Speaking on the development, S P Tulsian of SP Tulsian.com said for now it is a case of wait and watch. “Given the sharp negative reaction from the market, it is not clear whether the company wants to go ahead. Also, since Cooper Tire has accepted that some price reduction is warranted, then how much reduction it is open to and what will be the substantial reduction that Apollo is looking for is difficult to quantify at present,” he adds.
Rohan Korde at Anand Rathi, too, did not want to comment till further clarity arises. He feels the hangover of the deal has led the stock prices to correct to attractive levels.
Yaresh Kothari at Angel broking feels despite Apollo doing well in the domestic segment, the stock has been beaten down severely due to the hangover of the deal. During the June quarter, Apollo Tyres had reported strong consolidated performance. Though top-line grew just 0.8 per cent over the June 2012 quarter, it was up five per cent sequentially to Rs 3,190 crore. The growth in European revenues was robust at 11 per cent y-o-y. Ebitda margins expanded 62 bps sequentially (123bps y-o-y) to 12.3 per cent. Profits grew 19 per cent y-o-y to Rs 165 crore.
Given the market sentiment, in case the deal falls apart, it will be a positive for Apollo Tyres shareholders in the near term. However, Apollo was looking at long-term gains from the deal as the acquisition would have led to an expansion of its its geographical presence. Hence the falling apart of deal would mean the company will have to re-work the strategy and decide on how to increase its geographical presence (through a greenfield route or will look at some other acquisition). Also, it is not clear what the financial implications ie whether the company will have to pay a penalty for cancellation of deal. Kothari feels that since looking at the issues raised it is difficult to say whether the penalty for cancellation will be applicable. Tulsian says that Apollo will look at cost benefit ratio of whether reduction of valuation of the deal is in favour or let the deal fall through and pay the penalty.
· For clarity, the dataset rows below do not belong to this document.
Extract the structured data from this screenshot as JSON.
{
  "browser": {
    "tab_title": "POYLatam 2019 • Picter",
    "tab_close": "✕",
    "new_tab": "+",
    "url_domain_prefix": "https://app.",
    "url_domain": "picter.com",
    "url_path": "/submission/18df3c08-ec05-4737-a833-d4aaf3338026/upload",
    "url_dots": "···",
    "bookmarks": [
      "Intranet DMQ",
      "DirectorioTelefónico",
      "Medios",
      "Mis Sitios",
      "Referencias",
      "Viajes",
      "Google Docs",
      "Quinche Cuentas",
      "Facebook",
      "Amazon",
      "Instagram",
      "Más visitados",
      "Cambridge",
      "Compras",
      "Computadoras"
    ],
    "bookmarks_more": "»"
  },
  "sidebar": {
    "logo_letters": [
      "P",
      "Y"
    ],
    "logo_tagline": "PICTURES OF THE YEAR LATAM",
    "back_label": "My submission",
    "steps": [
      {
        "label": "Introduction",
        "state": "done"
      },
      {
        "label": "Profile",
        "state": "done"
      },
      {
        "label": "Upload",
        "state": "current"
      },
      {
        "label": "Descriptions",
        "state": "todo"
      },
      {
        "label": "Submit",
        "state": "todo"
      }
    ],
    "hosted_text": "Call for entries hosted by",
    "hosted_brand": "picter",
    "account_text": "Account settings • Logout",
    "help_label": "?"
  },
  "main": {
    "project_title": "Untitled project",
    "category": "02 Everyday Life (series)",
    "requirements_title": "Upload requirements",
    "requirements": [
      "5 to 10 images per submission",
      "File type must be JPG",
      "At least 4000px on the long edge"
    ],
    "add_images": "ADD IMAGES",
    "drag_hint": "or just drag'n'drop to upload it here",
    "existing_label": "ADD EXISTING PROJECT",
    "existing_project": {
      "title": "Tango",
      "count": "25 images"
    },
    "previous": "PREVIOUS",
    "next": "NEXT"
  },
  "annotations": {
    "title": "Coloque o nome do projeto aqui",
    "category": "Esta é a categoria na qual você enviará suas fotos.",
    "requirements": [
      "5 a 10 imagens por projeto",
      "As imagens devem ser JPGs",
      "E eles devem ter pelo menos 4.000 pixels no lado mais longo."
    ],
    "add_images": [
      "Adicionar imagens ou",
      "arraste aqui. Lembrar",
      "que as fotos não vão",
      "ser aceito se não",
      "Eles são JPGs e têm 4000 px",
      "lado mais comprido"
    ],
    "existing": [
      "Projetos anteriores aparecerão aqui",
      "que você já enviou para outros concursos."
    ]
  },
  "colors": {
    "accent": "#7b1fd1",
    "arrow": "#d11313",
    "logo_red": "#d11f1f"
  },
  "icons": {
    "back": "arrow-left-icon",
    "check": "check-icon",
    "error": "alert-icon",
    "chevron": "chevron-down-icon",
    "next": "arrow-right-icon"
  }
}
The other concerns included the management’s ability to successfully integrate the operations of such a large company and maintaining the margins at which the company is operating. Gaurant Dadwal at Nirmal Bang had observed that the deal is likely to add around 110bps towards the margins of Apollo and was believed to be marginally EPS accretive for the company, given the higher margins at Cooper Tire and the size of its business. Cooper Tire is almost twice in terms of revenues and 5.5 times in terms of profits compared to Apollo Tyres.